Хотя какое это имело значение сейчас? Вот она – ее библиотека, ставшая реальностью – и, похоже, вся страна собралась здесь отпраздновать это событие. На одном из складных стульев, установленных на возвышении под брезентовым тентом, сидела Коретта Кинг,[39] прямая и величественная, в костюме изумрудного цвета и черной шляпе. Рядом с ней сидел губернатор – он будет выступать после ее краткого вступительного слова. Потом выступят Уирт и Декстер Хэтедей – пастор самой большой в Блессинге баптистской церкви.

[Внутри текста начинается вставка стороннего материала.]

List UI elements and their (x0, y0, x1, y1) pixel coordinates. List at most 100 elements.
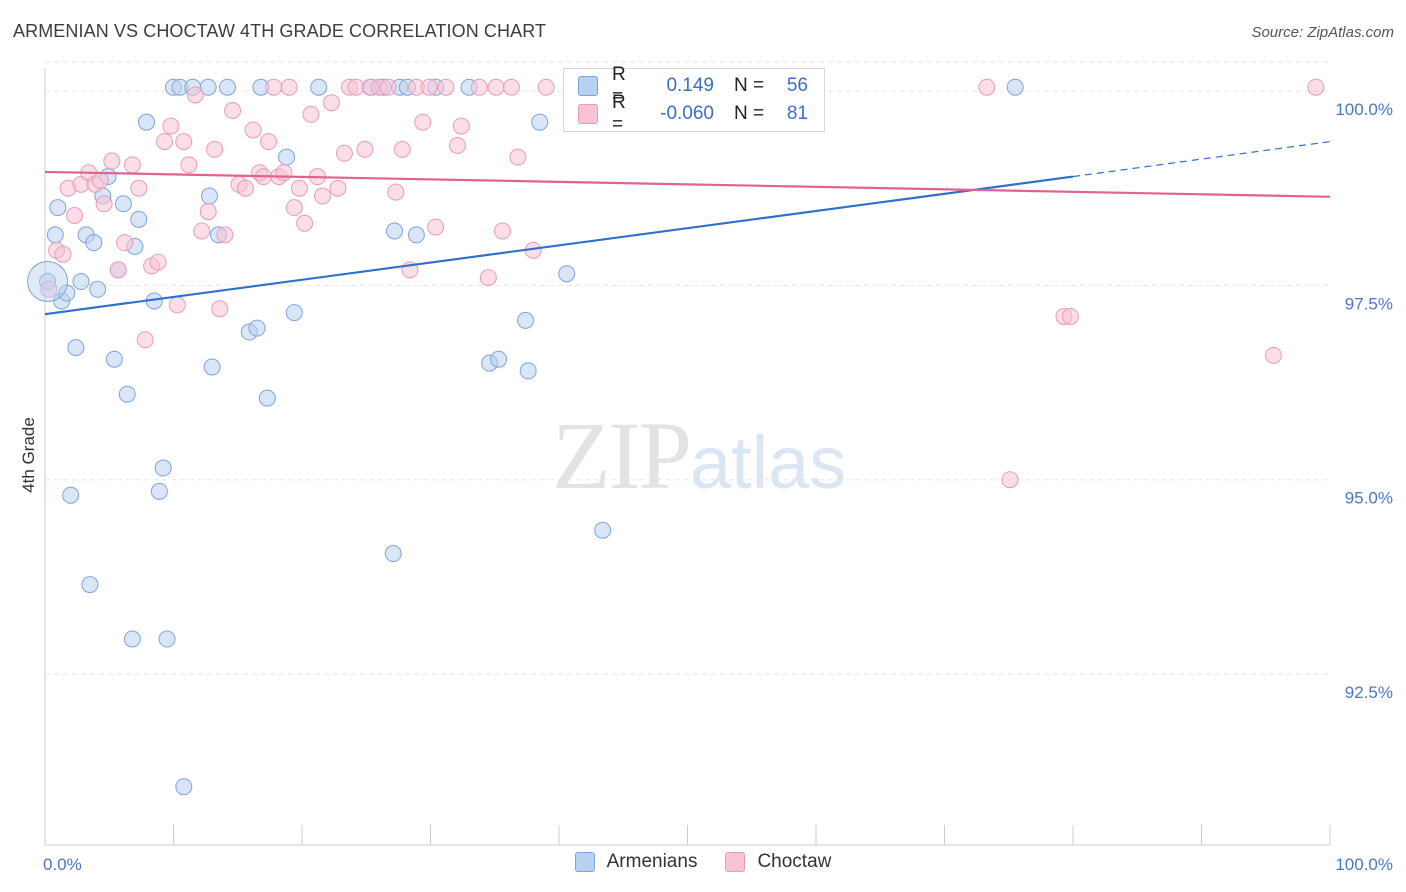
choctaw-point-59 (414, 113, 432, 131)
armenians-point-17 (118, 385, 136, 403)
choctaw-point-9 (95, 195, 113, 213)
choctaw-point-36 (265, 78, 283, 96)
armenians-point-55 (531, 113, 549, 131)
choctaw-point-78 (1061, 307, 1079, 325)
choctaw-point-55 (387, 183, 405, 201)
choctaw-point-11 (109, 261, 127, 279)
choctaw-point-41 (290, 179, 308, 197)
choctaw-n-label: N = (734, 103, 765, 124)
armenians-point-20 (130, 210, 148, 228)
armenians-r-label: R = (612, 64, 626, 107)
choctaw-point-4 (66, 206, 84, 224)
armenians-point-45 (386, 222, 404, 240)
choctaw-point-38 (275, 164, 293, 182)
y-axis-label: 4th Grade (19, 417, 38, 493)
legend-item-armenians[interactable]: Armenians (574, 851, 697, 873)
choctaw-point-21 (175, 133, 193, 151)
armenians-trend-line (44, 175, 1074, 316)
armenians-point-34 (218, 78, 236, 96)
choctaw-point-70 (509, 148, 527, 166)
armenians-point-58 (1006, 78, 1024, 96)
choctaw-point-68 (493, 222, 511, 240)
choctaw-point-13 (123, 156, 141, 174)
armenians-point-36 (248, 319, 266, 337)
choctaw-point-47 (329, 179, 347, 197)
choctaw-point-15 (136, 331, 154, 349)
armenians-point-48 (407, 226, 425, 244)
choctaw-swatch (578, 104, 598, 124)
choctaw-trend-line (44, 170, 1331, 198)
choctaw-point-75 (978, 78, 996, 96)
watermark-zip: ZIP (552, 402, 692, 509)
choctaw-point-61 (427, 218, 445, 236)
choctaw-point-45 (314, 187, 332, 205)
y-tick-label-2: 95.0% (1345, 489, 1393, 508)
armenians-point-30 (199, 78, 217, 96)
choctaw-point-18 (156, 133, 174, 151)
choctaw-point-46 (323, 94, 341, 112)
armenians-point-40 (285, 304, 303, 322)
choctaw-point-72 (537, 78, 555, 96)
choctaw-point-50 (347, 78, 365, 96)
armenians-point-18 (123, 630, 141, 648)
choctaw-point-2 (54, 245, 72, 263)
legend-item-choctaw[interactable]: Choctaw (725, 851, 831, 873)
armenians-n-label: N = (734, 75, 765, 96)
y-tick-label-0: 100.0% (1335, 100, 1393, 119)
armenians-r-value: 0.149 (666, 75, 714, 96)
choctaw-point-14 (130, 179, 148, 197)
choctaw-point-26 (206, 140, 224, 158)
choctaw-point-0 (40, 280, 58, 298)
choctaw-point-32 (244, 121, 262, 139)
armenians-n-value: 56 (786, 75, 808, 96)
armenians-trend-extension (1072, 141, 1331, 178)
stats-legend: R = 0.149 N = 56 R = -0.060 N = 81 (563, 64, 825, 135)
choctaw-point-23 (186, 86, 204, 104)
armenians-point-41 (310, 78, 328, 96)
armenians-point-1 (46, 226, 64, 244)
armenians-point-large (27, 261, 69, 303)
choctaw-point-39 (280, 78, 298, 96)
choctaw-point-27 (211, 300, 229, 318)
legend-armenians-swatch (574, 852, 595, 872)
choctaw-n-value: 81 (786, 103, 808, 124)
choctaw-point-48 (335, 144, 353, 162)
choctaw-point-17 (149, 253, 167, 271)
armenians-point-38 (258, 389, 276, 407)
chart-title: ARMENIAN VS CHOCTAW 4TH GRADE CORRELATIO… (13, 21, 547, 41)
armenians-point-24 (154, 459, 172, 477)
legend-choctaw-label: Choctaw (757, 851, 832, 872)
armenians-point-52 (490, 350, 508, 368)
armenians-point-10 (85, 234, 103, 252)
armenians-point-56 (558, 265, 576, 283)
source-credit: Source: ZipAtlas.com (1251, 24, 1394, 41)
choctaw-point-67 (487, 78, 505, 96)
choctaw-point-62 (437, 78, 455, 96)
y-tick-label-1: 97.5% (1345, 294, 1393, 313)
y-tick-label-3: 92.5% (1345, 683, 1393, 702)
x-tick-label-1: 100.0% (1335, 855, 1393, 874)
choctaw-point-31 (236, 179, 254, 197)
armenians-point-25 (158, 630, 176, 648)
armenians-point-5 (62, 486, 80, 504)
watermark: ZIPatlas (552, 400, 846, 511)
choctaw-point-51 (356, 140, 374, 158)
choctaw-point-80 (1307, 78, 1325, 96)
armenians-point-16 (114, 195, 132, 213)
choctaw-point-63 (448, 136, 466, 154)
choctaw-point-54 (379, 78, 397, 96)
choctaw-point-64 (452, 117, 470, 135)
choctaw-point-69 (502, 78, 520, 96)
choctaw-point-12 (116, 234, 134, 252)
armenians-point-2 (49, 199, 67, 217)
stats-legend-row-armenians: R = 0.149 N = 56 (578, 64, 808, 107)
armenians-point-7 (72, 273, 90, 291)
series-legend: Armenians Choctaw (0, 851, 1406, 873)
choctaw-point-8 (91, 171, 109, 189)
choctaw-point-10 (103, 152, 121, 170)
armenians-point-39 (278, 148, 296, 166)
choctaw-point-25 (199, 203, 217, 221)
choctaw-point-42 (296, 214, 314, 232)
armenians-point-31 (200, 187, 218, 205)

И все эти люди – а их, должно быть, около тысячи – наблюдали за ней, гадали, что же она скажет о своем блестящем, мужественном, любимом… и неверном муже. Телевизионщики с их микроавтобусами, окружившими только что разбитый парк, с репортажными телекамерами, наушниками и радиостанциями «уоки-токи». Старая гвардия Блессинга, явившаяся в полном составе. Ее дочери с детьми. Нола Эмори в строгом костюме цвета меди и зеленой шелковой блузке, погруженная в беседу с Эдом Каримианом – генеральным подрядчиком, с которым она. Корделия, была "на ножах" большую часть последних полутора лет. Музыканты церемониального оркестра из соседнего городка Мэкона в ало-золотой униформе, такие молодые, свежие и восторженные, восполнявшие своим бурным исполнением недостаток музыкального мастерства. И Гейб.